Monitoring Recommendations
- Enable a web application firewall ruleset that inspects WordPress admin requests for missing or invalid _wpnonce parameters.
- Forward WordPress and webserver logs to a centralized analytics platform and alert on anomalous administrator-initiated configuration changes.
- Monitor browser-side errors and Content Security Policy (CSP) violation reports for unexpected inline script execution on storefront pages.
How to Mitigate CVE-2025-60171
Immediate Actions Required
- Update Conditional Cart Messages for WooCommerce to a version later than 1.2.10 as soon as the vendor publishes a fix.
- If no patched version is available, deactivate and remove the plugin until remediation is released.
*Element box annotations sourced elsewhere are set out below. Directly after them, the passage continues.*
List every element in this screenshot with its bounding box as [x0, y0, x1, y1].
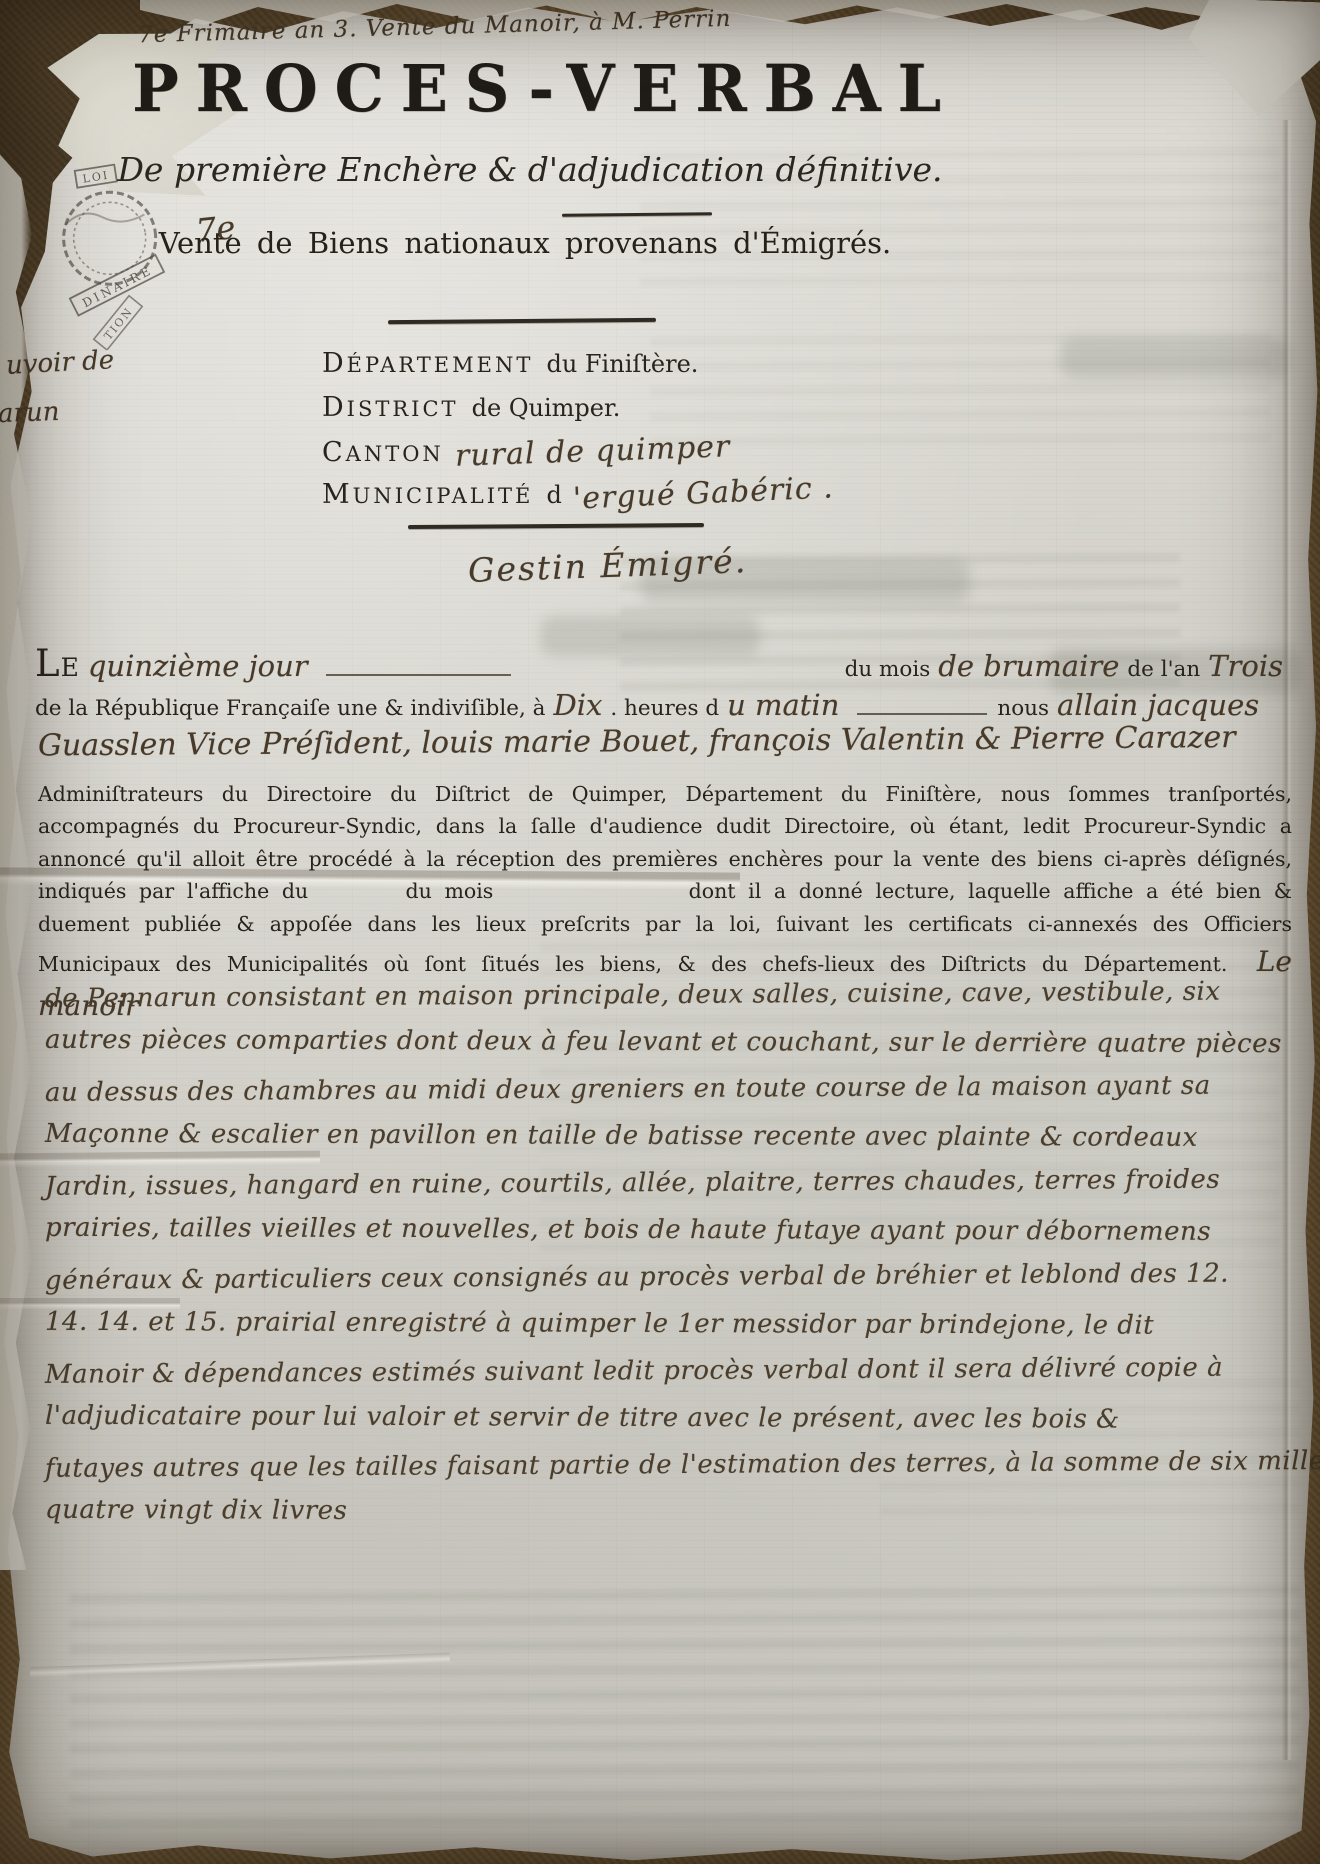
hour-fill: Dix: [553, 688, 602, 722]
deed-line: Maçonne & escalier en pavillon en taille…: [45, 1111, 1297, 1162]
blank-fill-line: [857, 697, 987, 715]
republic-print: de la République Françaiſe une & indiviſ…: [35, 696, 545, 721]
district-label: District: [322, 392, 459, 423]
left-margin-note: arun: [0, 397, 60, 429]
document-title: PROCES-VERBAL: [40, 51, 1050, 127]
municipalite-printed-d: d: [546, 481, 561, 509]
bleedthrough-text-area: [70, 1586, 1300, 1845]
deed-line: prairies, tailles vieilles et nouvelles,…: [45, 1205, 1297, 1256]
deed-line: l'adjudicataire pour lui valoir et servi…: [45, 1393, 1297, 1444]
deed-line: généraux & particuliers ceux consignés a…: [45, 1250, 1297, 1305]
photograph-background: LOI DINAIRE TION 7e Frimaire an 3. Vente…: [0, 0, 1320, 1864]
location-row-canton: Canton rural de quimper: [322, 434, 730, 469]
heures-print: . heures d: [610, 696, 719, 721]
du-mois-print: du mois: [845, 657, 931, 682]
location-row-municipalite: Municipalité d 'ergué Gabéric .: [322, 476, 834, 511]
departement-label: Département: [322, 348, 533, 379]
handwritten-deed-description: de Pennarun consistant en maison princip…: [45, 972, 1297, 1536]
intro-line-1: Le quinzième jour du mois de brumaire de…: [35, 642, 1291, 685]
names-start-fill: allain jacques: [1057, 688, 1259, 722]
deed-line: au dessus des chambres au midi deux gren…: [45, 1062, 1297, 1117]
location-row-departement: Département du Finiſtère.: [322, 348, 698, 379]
left-margin-note: uvoir de: [5, 345, 115, 381]
municipalite-handwritten-value: 'ergué Gabéric .: [572, 470, 834, 516]
deed-line: 14. 14. et 15. prairial enregistré à qui…: [45, 1299, 1297, 1350]
deed-line: de Pennarun consistant en maison princip…: [45, 968, 1297, 1023]
intro-line-2: de la République Françaiſe une & indiviſ…: [35, 688, 1291, 722]
ink-smudge: [1060, 338, 1290, 378]
municipalite-label: Municipalité: [322, 479, 533, 510]
blank-fill-line: [326, 658, 511, 676]
sale-category-line: Vente de Biens nationaux provenans d'Émi…: [120, 226, 930, 260]
deed-line: autres pièces comparties dont deux à feu…: [45, 1017, 1297, 1068]
document-subtitle: De première Enchère & d'adjudication déf…: [90, 150, 970, 189]
deed-line: futayes autres que les tailles faisant p…: [45, 1438, 1297, 1493]
year-fill: Trois: [1208, 649, 1283, 683]
lead-word: Le: [35, 642, 80, 685]
location-row-district: District de Quimper.: [322, 392, 620, 423]
deed-line: Jardin, issues, hangard en ruine, courti…: [45, 1156, 1297, 1211]
month-fill: de brumaire: [938, 649, 1119, 683]
de-lan-print: de l'an: [1127, 657, 1200, 682]
deed-line: Manoir & dépendances estimés suivant led…: [45, 1344, 1297, 1399]
departement-value: du Finiſtère.: [546, 350, 698, 378]
canton-label: Canton: [322, 437, 444, 468]
canton-handwritten-value: rural de quimper: [454, 429, 730, 474]
nous-print: nous: [997, 696, 1049, 721]
district-value: de Quimper.: [472, 394, 621, 422]
time-of-day-fill: u matin: [727, 688, 839, 722]
body-segment-2: du mois: [405, 879, 493, 903]
deed-line: quatre vingt dix livres: [45, 1487, 1297, 1538]
day-fill: quinzième jour: [88, 649, 308, 683]
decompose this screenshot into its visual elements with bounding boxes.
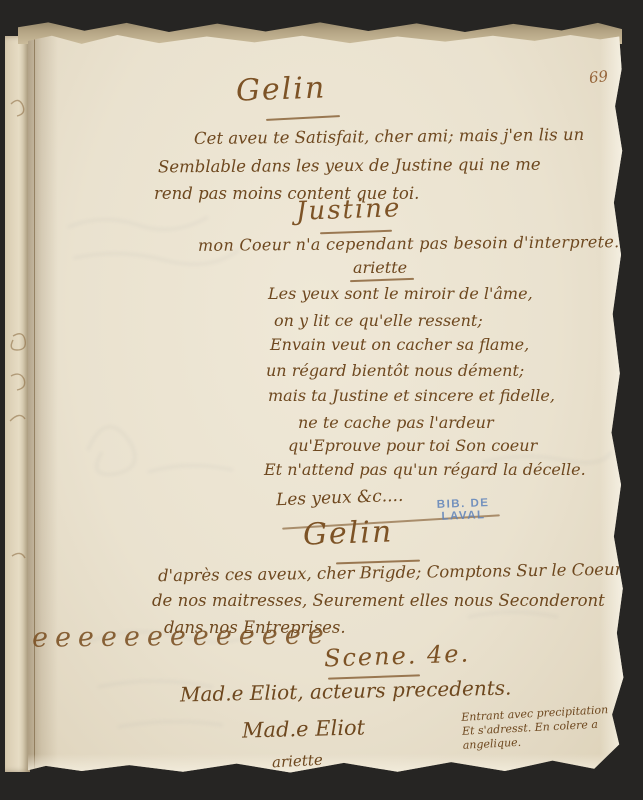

- Force a password reset and invalidate active sessions for all WordPress administrator accounts on affected sites.
Patch Information
The advisory tracked by the Patchstack Vulnerability Report covers all versions up to and including 1.2.10. Site administrators should monitor the YourPlugins.com vendor channel and the WordPress.org plugin page for an updated release that introduces CSRF nonce validation and input sanitization on the affected handlers.
Workarounds
- Restrict /wp-admin/ access by source IP at the reverse proxy or firewall layer to reduce CSRF exposure.
- Deploy a WAF rule that rejects WordPress admin POST requests missing a valid _wpnonce parameter or carrying an off-site Referer.
- Enforce a strict Content Security Policy that disallows inline scripts on storefront pages to limit stored XSS impact.
- Instruct administrators to use a separate browser profile for WordPress administration and to log out of admin sessions when not in use.
# Example: block off-site POSTs to WordPress admin endpoints (nginx)
map $http_referer $wp_admin_offsite {
default 1;
"~*^https?://your-site\.example/" 0;
}
location ~ ^/wp-admin/(admin\.php|admin-post\.php|options\.php) {
if ($request_method = POST) {
if ($wp_admin_offsite) { return 403; }
}
}
Disclaimer: This content was generated using AI. While we strive for accuracy, please verify critical information with official sources.